Lettre ouverte à la future droite républicaine

(Article publié pour la première fois le 24 avril 2012)

Il y a la gauche, et puis il y a la droite. En 2002, il fallait passer outre cette distinction pour en raffermir une autre, qui lui donne son sens: il y a la République, et puis il y a cette triste chose qui grandit au-dehors. La gauche l’a dit, l’a redit, et surtout l’a fait.

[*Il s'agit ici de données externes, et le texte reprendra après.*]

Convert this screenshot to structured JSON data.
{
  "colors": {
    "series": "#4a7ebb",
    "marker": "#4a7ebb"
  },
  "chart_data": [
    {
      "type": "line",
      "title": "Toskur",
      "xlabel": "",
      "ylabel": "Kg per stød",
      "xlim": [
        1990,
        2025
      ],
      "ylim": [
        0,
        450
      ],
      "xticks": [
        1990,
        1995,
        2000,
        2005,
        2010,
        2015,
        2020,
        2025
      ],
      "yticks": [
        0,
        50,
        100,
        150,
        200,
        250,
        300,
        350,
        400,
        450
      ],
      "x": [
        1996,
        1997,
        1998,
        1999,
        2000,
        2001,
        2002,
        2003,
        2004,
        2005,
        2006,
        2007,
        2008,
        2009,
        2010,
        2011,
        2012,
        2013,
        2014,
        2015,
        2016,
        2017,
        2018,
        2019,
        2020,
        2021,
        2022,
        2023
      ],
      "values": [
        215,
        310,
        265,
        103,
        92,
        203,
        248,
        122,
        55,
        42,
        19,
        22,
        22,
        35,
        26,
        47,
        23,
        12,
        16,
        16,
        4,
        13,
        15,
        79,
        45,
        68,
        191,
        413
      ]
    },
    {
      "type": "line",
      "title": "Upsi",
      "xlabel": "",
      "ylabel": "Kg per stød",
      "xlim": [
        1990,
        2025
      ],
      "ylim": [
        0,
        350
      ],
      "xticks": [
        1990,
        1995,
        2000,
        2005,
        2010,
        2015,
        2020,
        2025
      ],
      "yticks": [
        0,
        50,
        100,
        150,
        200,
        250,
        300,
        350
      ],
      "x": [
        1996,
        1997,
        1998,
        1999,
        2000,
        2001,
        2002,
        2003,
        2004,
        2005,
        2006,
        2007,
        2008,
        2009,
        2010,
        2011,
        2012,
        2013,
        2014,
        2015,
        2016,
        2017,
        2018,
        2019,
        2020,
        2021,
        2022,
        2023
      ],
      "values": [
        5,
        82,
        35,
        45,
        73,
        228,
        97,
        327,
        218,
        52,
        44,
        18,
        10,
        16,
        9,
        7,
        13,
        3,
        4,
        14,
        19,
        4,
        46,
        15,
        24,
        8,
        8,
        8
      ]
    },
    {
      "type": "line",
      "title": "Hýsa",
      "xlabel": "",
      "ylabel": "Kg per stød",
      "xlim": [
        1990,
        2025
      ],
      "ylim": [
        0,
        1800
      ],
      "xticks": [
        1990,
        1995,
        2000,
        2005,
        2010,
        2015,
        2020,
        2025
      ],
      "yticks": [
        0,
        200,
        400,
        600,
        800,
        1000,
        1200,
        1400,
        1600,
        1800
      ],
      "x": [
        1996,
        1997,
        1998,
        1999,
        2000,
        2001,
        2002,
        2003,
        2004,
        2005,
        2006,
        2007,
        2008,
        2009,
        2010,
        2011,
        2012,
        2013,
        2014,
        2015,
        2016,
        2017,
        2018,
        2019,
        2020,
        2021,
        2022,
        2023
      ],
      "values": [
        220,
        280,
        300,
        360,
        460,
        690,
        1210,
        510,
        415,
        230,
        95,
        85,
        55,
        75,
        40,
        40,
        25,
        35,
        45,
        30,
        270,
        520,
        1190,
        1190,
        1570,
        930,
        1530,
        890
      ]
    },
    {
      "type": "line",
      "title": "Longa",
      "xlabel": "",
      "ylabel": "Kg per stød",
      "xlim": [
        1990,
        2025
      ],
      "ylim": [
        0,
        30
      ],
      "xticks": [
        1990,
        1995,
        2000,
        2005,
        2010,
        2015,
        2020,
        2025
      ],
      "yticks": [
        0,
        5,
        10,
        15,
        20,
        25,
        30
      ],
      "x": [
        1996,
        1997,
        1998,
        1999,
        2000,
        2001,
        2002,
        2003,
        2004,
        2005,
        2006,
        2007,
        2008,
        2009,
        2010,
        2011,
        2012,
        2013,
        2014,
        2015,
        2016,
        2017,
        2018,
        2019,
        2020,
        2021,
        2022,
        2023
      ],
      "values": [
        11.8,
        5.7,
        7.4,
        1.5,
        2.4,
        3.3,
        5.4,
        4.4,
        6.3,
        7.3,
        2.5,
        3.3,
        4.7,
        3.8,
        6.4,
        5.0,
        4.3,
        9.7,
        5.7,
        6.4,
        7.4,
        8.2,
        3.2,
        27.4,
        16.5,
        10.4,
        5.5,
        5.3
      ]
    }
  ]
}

Les circonstances semblent moins dramatiques aujourd’hui. Nous savons ou supposons que vous vous êtes pourtant posé des questions. Les résultats du premier tour de l’élection présidentielle les rendent plus graves, et plus difficiles à trancher.

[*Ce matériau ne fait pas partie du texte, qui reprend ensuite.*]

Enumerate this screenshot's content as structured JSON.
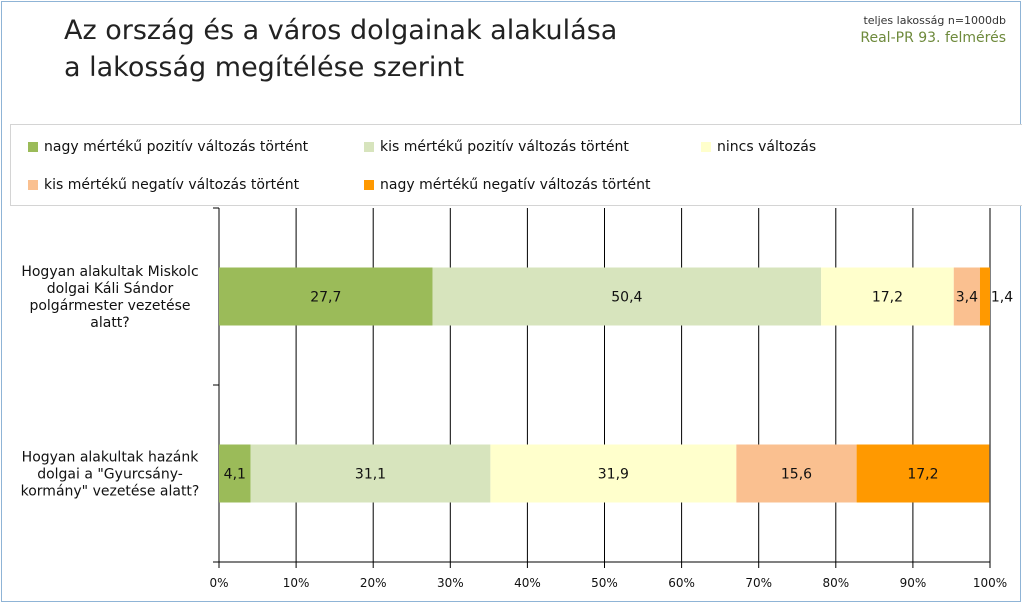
{
  "title_lines": [
    "Az ország és a város dolgainak alakulása",
    "a lakosság megítélése szerint"
  ],
  "note": {
    "population": "teljes lakosság n=1000db",
    "survey": "Real-PR 93. felmérés"
  },
  "colors": {
    "accent_text": "#6e8a3c",
    "frame": "#8fb4d6"
  },
  "chart_data": {
    "type": "bar",
    "orientation": "horizontal",
    "stacked": "percent",
    "categories": [
      "Hogyan alakultak Miskolc dolgai Káli Sándor polgármester vezetése alatt?",
      "Hogyan alakultak hazánk dolgai a \"Gyurcsány-kormány\" vezetése alatt?"
    ],
    "category_lines": [
      [
        "Hogyan alakultak Miskolc",
        "dolgai Káli Sándor",
        "polgármester vezetése",
        "alatt?"
      ],
      [
        "Hogyan alakultak hazánk",
        "dolgai a \"Gyurcsány-",
        "kormány\" vezetése alatt?"
      ]
    ],
    "series": [
      {
        "name": "nagy mértékű pozitív változás történt",
        "color": "#9bbb59",
        "values": [
          27.7,
          4.1
        ],
        "labels": [
          "27,7",
          "4,1"
        ]
      },
      {
        "name": "kis mértékű pozitív változás történt",
        "color": "#d7e4bd",
        "values": [
          50.4,
          31.1
        ],
        "labels": [
          "50,4",
          "31,1"
        ]
      },
      {
        "name": "nincs változás",
        "color": "#ffffcc",
        "values": [
          17.2,
          31.9
        ],
        "labels": [
          "17,2",
          "31,9"
        ]
      },
      {
        "name": "kis mértékű negatív változás történt",
        "color": "#fac090",
        "values": [
          3.4,
          15.6
        ],
        "labels": [
          "3,4",
          "15,6"
        ]
      },
      {
        "name": "nagy mértékű negatív változás történt",
        "color": "#ff9900",
        "values": [
          1.4,
          17.2
        ],
        "labels": [
          "1,4",
          "17,2"
        ]
      }
    ],
    "xlim": [
      0,
      100
    ],
    "xticks": [
      "0%",
      "10%",
      "20%",
      "30%",
      "40%",
      "50%",
      "60%",
      "70%",
      "80%",
      "90%",
      "100%"
    ],
    "grid": true,
    "legend_position": "top"
  }
}
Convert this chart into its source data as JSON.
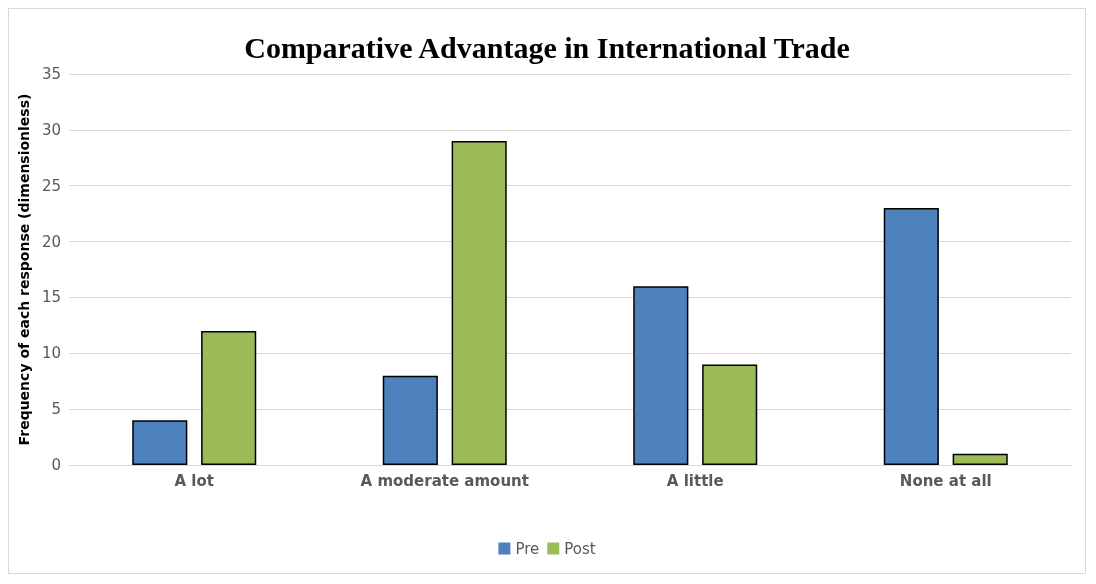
{
  "chart_data": {
    "type": "bar",
    "title": "Comparative Advantage in International Trade",
    "ylabel": "Frequency of each response (dimensionless)",
    "categories": [
      "A lot",
      "A moderate amount",
      "A little",
      "None at all"
    ],
    "series": [
      {
        "name": "Pre",
        "color": "#4f81bd",
        "values": [
          4,
          8,
          16,
          23
        ]
      },
      {
        "name": "Post",
        "color": "#9bbb59",
        "values": [
          12,
          29,
          9,
          1
        ]
      }
    ],
    "ylim": [
      0,
      35
    ],
    "yticks": [
      0,
      5,
      10,
      15,
      20,
      25,
      30,
      35
    ],
    "grid": "y",
    "legend": "bottom"
  }
}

Plus vraiment de centre, si tant est qu’il ait jamais représenté à vos yeux une hypothèse plausible.

« Votre » candidat, trop affaibli pour ne pas se compromettre, suffisamment fort encore pour avoir des idées et des personnes à compromettre avec lui.

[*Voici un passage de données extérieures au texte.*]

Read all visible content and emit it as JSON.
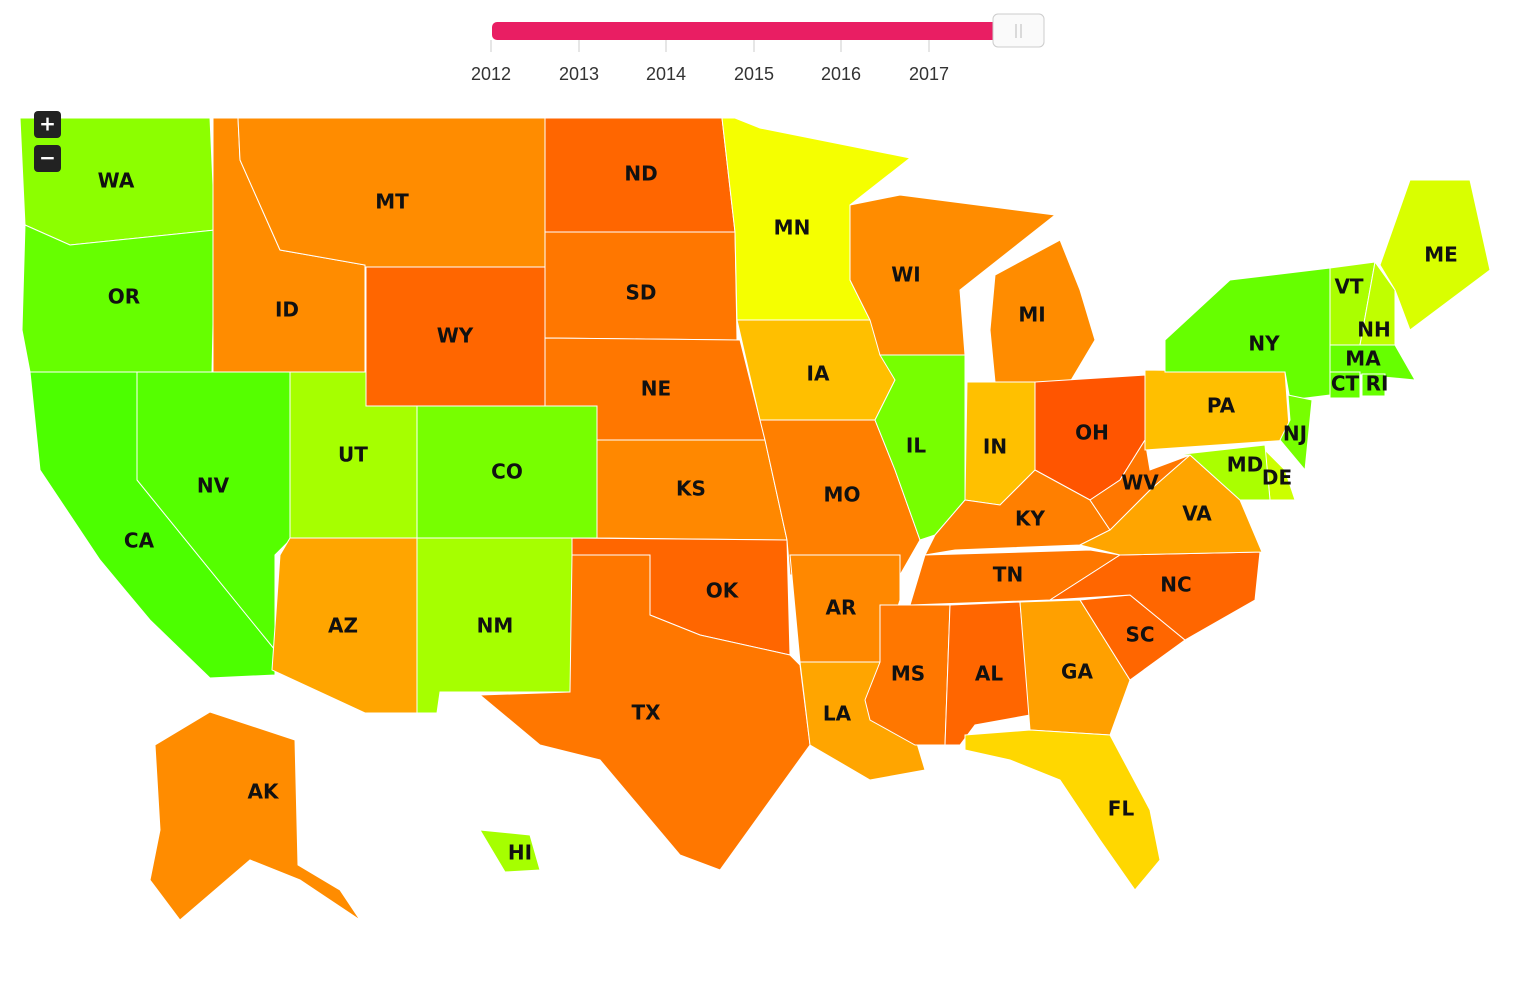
{
  "slider": {
    "ticks": [
      2012,
      2013,
      2014,
      2015,
      2016,
      2017
    ],
    "color": "#e91e63"
  },
  "zoom": {
    "in": "+",
    "out": "−"
  },
  "states": [
    {
      "label": "WA",
      "color": "#8cff00"
    },
    {
      "label": "OR",
      "color": "#66ff00"
    },
    {
      "label": "CA",
      "color": "#4cff00"
    },
    {
      "label": "NV",
      "color": "#55ff00"
    },
    {
      "label": "ID",
      "color": "#ff8c00"
    },
    {
      "label": "MT",
      "color": "#ff8c00"
    },
    {
      "label": "WY",
      "color": "#ff6600"
    },
    {
      "label": "UT",
      "color": "#a6ff00"
    },
    {
      "label": "CO",
      "color": "#77ff00"
    },
    {
      "label": "AZ",
      "color": "#ffa500"
    },
    {
      "label": "NM",
      "color": "#a6ff00"
    },
    {
      "label": "ND",
      "color": "#ff6600"
    },
    {
      "label": "SD",
      "color": "#ff7700"
    },
    {
      "label": "NE",
      "color": "#ff7700"
    },
    {
      "label": "KS",
      "color": "#ff8800"
    },
    {
      "label": "OK",
      "color": "#ff6600"
    },
    {
      "label": "TX",
      "color": "#ff7700"
    },
    {
      "label": "MN",
      "color": "#f5ff00"
    },
    {
      "label": "IA",
      "color": "#ffbf00"
    },
    {
      "label": "MO",
      "color": "#ff7f00"
    },
    {
      "label": "AR",
      "color": "#ff8800"
    },
    {
      "label": "LA",
      "color": "#ffa500"
    },
    {
      "label": "WI",
      "color": "#ff8c00"
    },
    {
      "label": "IL",
      "color": "#77ff00"
    },
    {
      "label": "MI",
      "color": "#ff8c00"
    },
    {
      "label": "IN",
      "color": "#ffc000"
    },
    {
      "label": "OH",
      "color": "#ff5500"
    },
    {
      "label": "KY",
      "color": "#ff7f00"
    },
    {
      "label": "TN",
      "color": "#ff7700"
    },
    {
      "label": "MS",
      "color": "#ff7700"
    },
    {
      "label": "AL",
      "color": "#ff6600"
    },
    {
      "label": "GA",
      "color": "#ffa000"
    },
    {
      "label": "FL",
      "color": "#ffd700"
    },
    {
      "label": "SC",
      "color": "#ff6600"
    },
    {
      "label": "NC",
      "color": "#ff6600"
    },
    {
      "label": "VA",
      "color": "#ffa500"
    },
    {
      "label": "WV",
      "color": "#ff7700"
    },
    {
      "label": "PA",
      "color": "#ffbf00"
    },
    {
      "label": "NY",
      "color": "#66ff00"
    },
    {
      "label": "VT",
      "color": "#aaff00"
    },
    {
      "label": "NH",
      "color": "#c0ff00"
    },
    {
      "label": "ME",
      "color": "#d9ff00"
    },
    {
      "label": "MA",
      "color": "#66ff00"
    },
    {
      "label": "CT",
      "color": "#66ff00"
    },
    {
      "label": "RI",
      "color": "#66ff00"
    },
    {
      "label": "NJ",
      "color": "#77ff00"
    },
    {
      "label": "DE",
      "color": "#ccff00"
    },
    {
      "label": "MD",
      "color": "#aaff00"
    },
    {
      "label": "AK",
      "color": "#ff8c00"
    },
    {
      "label": "HI",
      "color": "#a6ff00"
    }
  ]
}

Le Front National, enfin et surtout.

Nous croyons nous aussi à l’exception française.

Elle tient entre autres à ceci:

Qu’un jeune général dont le père lisait Maurras, qui lui-même avait lu Barrès, choisit pourtant l’exil et la résistance lorsque l’extrême-droite vers laquelle son histoire personnelle aurait pu le pousser prit le pouvoir. Que le même général, qui avait emporté la France loin des forces de la réaction lorsque celles-ci s’étaient installées sur le territoire national, ramena à son retour et pour 40 années la droite, toute la droite, dans le giron de la République. Qu’alors que la France aurait pu ouvrir le bal européen des alliances électorales entre les partis de la droite traditionnelle et ceux de l’extrême-droite populiste, Jacques Chirac posa en 1995 qu’il n’y aurait pas de compromission avec le Front National. Qu’en somme, la droite et la gauche françaises ont dit, redit et surtout fait qu’il y a la République, et puis il y a cette triste chose qui grandit au-dehors, contre laquelle elle entend lutter.

Elle tient à ceci, plus près de nous:

Qu’hier déjà certains d’entre vous se demandaient s’il était dans l’ordre que Maurras et Barrès, que De Gaulle avait abandonnés, entrent en contrebande à l’Elysée par l’entremise de Patrick Buisson. Qu’aujourdhui, leur question justifie cette lettre. Que demain ils feront en sorte  que la ligne de démarcation la plus fondamentale ne soit pas entamée, pour que les autres continuent d’avoir un sens.

Comment?

Même entre républicains – parce qu’entre républicains! – il y a des privautés qu’on ne s’autorise pas. Je laisse donc en suspens la réponse les douze jours à venir.

Mais après, et quelle que soit l’issue du scrutin, vous savez comme moi, je crois, que vous avez une force politique à construire.